Saturday, June 24, 2000

Cohen: Joint Strike
Fighter program
must stay on schedule

By Chuck Vinch
Washington bureau

WASHINGTON — Defense Secretary William Cohen sent a letter to senior House and Senate lawmakers Thursday urging them to keep the funding and schedule for the Pentagon’s Joint Strike Fighter aircraft on schedule.

The letter is a rear-guard action to beat back proposals that have surfaced in various congressional committees to scale back funding, production or both of what Cohen called "the cornerstone of tactical aircraft modernization."

Jacques Gansler, the Pentagon’s acquisition chief, said at a briefing that the current schedule is crucial because the Marine Corps and Air Force have "serious scheduling problems" with their tactical aircraft that loom around the 2009-2010 timeframe, when both the AV-8B Harrier and F-16 Falcon will be reaching the end of their lifespans.

The F-22 Raptor, which is due to replace the F-15 as America’s front-line air-to-air fighter, has never been designed to plug that gap, Gansler said.

"We have a serious need for an upgraded airplane that can’t be filled with the F-22 because of its high cost and low volume," he said. "This airplane \[the JSF\] is designed to be a very high performance, stealthy, low-cost aircraft."

The Pentagon plans to buy about 330 F-22s, but more than 2,800 JSFs. The winning contractor — either Boeing or Lockheed Martin — could get orders for as many as 6,000 total planes, depending on foreign military sales.

The Pentagon plans to obtain a total of 2,852 aircraft — 1,763 for the Air Force, 480 for the Navy and 609 for the Marine Corps. If the program unfolds as planned, the Joint Strike Fighter would be the largest single military procurement program in history, worth between $200 billion and $400 billion.

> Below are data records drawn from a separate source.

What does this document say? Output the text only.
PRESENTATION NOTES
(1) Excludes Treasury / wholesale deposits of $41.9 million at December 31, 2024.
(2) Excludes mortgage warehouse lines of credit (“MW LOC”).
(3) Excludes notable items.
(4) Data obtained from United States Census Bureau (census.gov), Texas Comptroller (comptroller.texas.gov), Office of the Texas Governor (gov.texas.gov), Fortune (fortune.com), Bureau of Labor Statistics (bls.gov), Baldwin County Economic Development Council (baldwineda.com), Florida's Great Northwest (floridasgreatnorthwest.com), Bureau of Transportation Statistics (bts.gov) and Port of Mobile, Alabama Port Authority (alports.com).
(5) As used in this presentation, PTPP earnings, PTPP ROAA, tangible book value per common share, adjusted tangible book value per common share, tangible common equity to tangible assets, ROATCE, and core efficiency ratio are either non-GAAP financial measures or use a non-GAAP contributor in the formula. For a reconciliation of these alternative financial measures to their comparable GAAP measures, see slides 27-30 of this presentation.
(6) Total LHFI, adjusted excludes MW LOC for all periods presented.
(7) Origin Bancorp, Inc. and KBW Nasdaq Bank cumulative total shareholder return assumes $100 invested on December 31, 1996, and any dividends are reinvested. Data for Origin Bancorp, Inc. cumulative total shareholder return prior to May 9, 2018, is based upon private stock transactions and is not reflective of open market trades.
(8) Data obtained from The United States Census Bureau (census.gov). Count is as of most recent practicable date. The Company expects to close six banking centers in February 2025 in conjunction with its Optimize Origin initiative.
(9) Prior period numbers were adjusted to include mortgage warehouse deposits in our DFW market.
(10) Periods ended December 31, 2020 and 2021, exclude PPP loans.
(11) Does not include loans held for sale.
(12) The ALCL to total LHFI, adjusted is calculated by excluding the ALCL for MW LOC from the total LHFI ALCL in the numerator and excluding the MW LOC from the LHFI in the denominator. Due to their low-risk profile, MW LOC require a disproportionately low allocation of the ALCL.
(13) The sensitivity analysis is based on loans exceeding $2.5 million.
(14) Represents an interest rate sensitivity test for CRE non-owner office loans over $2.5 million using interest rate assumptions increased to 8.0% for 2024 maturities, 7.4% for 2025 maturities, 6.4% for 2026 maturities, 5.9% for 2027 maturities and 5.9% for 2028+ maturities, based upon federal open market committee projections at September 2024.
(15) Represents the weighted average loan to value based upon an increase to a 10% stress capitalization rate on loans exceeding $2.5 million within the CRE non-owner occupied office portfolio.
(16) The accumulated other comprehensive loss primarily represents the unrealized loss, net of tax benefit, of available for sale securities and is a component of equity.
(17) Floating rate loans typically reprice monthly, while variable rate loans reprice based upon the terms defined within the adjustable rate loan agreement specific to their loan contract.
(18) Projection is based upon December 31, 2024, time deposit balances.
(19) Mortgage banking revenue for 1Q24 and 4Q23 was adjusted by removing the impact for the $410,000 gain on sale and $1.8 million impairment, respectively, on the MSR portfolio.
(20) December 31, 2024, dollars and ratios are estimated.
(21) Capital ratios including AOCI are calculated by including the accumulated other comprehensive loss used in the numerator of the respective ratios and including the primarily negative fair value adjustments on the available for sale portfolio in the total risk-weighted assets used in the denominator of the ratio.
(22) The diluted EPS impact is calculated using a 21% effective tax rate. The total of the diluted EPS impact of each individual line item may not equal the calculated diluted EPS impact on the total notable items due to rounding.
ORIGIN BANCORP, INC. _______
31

"The JSF is our only affordable solution to providing the large number of modern, highly capable aircraft that the Air Force, Navy and Marine Corps must have to sustain their tactical fleets through the first half of the 21st century," Cohen wrote in his letter.

Lawmakers have had two main concerns — that the United States cannot afford to plunge into near-simultaneous production of the JSF, the F-22 and the Navy’s new F/A-18 D and E, and that the Pentagon’s procurement strategy for the JSF allows too small a degree of competition between the potential contractors.

The Pentagon plans on a "winner take all" concept for design of the plane.

"The winner-take-all program is what we had planned all along and we still have assessed it as the one that seems to make the most sense to us," Gansler said.

The Pentagon wants the eventual contractor to be able to produce three variations of the JSF — a carrier version with heavier landing gear, a Marine Corps version for close-air support that can perform vertical takeoffs and landings, like the current Harrier can, and the conventional Air Force version for air-to-air and air-to-ground missions.

Lawmakers — and some military officials — have been concerned that because the JSF program is so large and so significant, the winner-take-all approach could drive the loser out of the fighter aircraft business completely, leaving the United States with just one major manufacturer, which could hinder future cost efficiencies and technological innovations.

Cohen said in his letter that both Boeing and Lockheed Martin will have "a full opportunity to demonstrate the benefits of its approach to the JSF."

The companies will continue with their concept demonstration programs through next spring, when a final contract for production of the basic airframe is scheduled to be awarded.

Gansler said there will still be plenty of work for the loser in the near term in airframe, avionics radar and engine production. He noted that Boeing will be building the next generation of F/A-18 Super Hornet D and E models for the Navy, while Lockheed Martin will be making the new F-22 and will continue to produce F-16s for a number of years.

Even so, Gansler said Cohen has asked the RAND Corp., a military think tank in California, to assess the winner-take-all approach and various alternatives for the production phase of the program once the concept demonstration ends. A report is due back by Dec. 1.

"If it turned out that there was some clear direction that we should be taking that’s different, "we have plenty of time to modify this in December after their report comes in," Gansler said.

But he and Cohen stressed that the most important issue from the Pentagon perspective is keeping the program on schedule.

"At this key juncture, keeping the JSF program on schedule is essential to sustaining the future readiness and force levels of our tactical aviation units as existing aircraft reach the end of their service lives," Cohen wrote in his letter.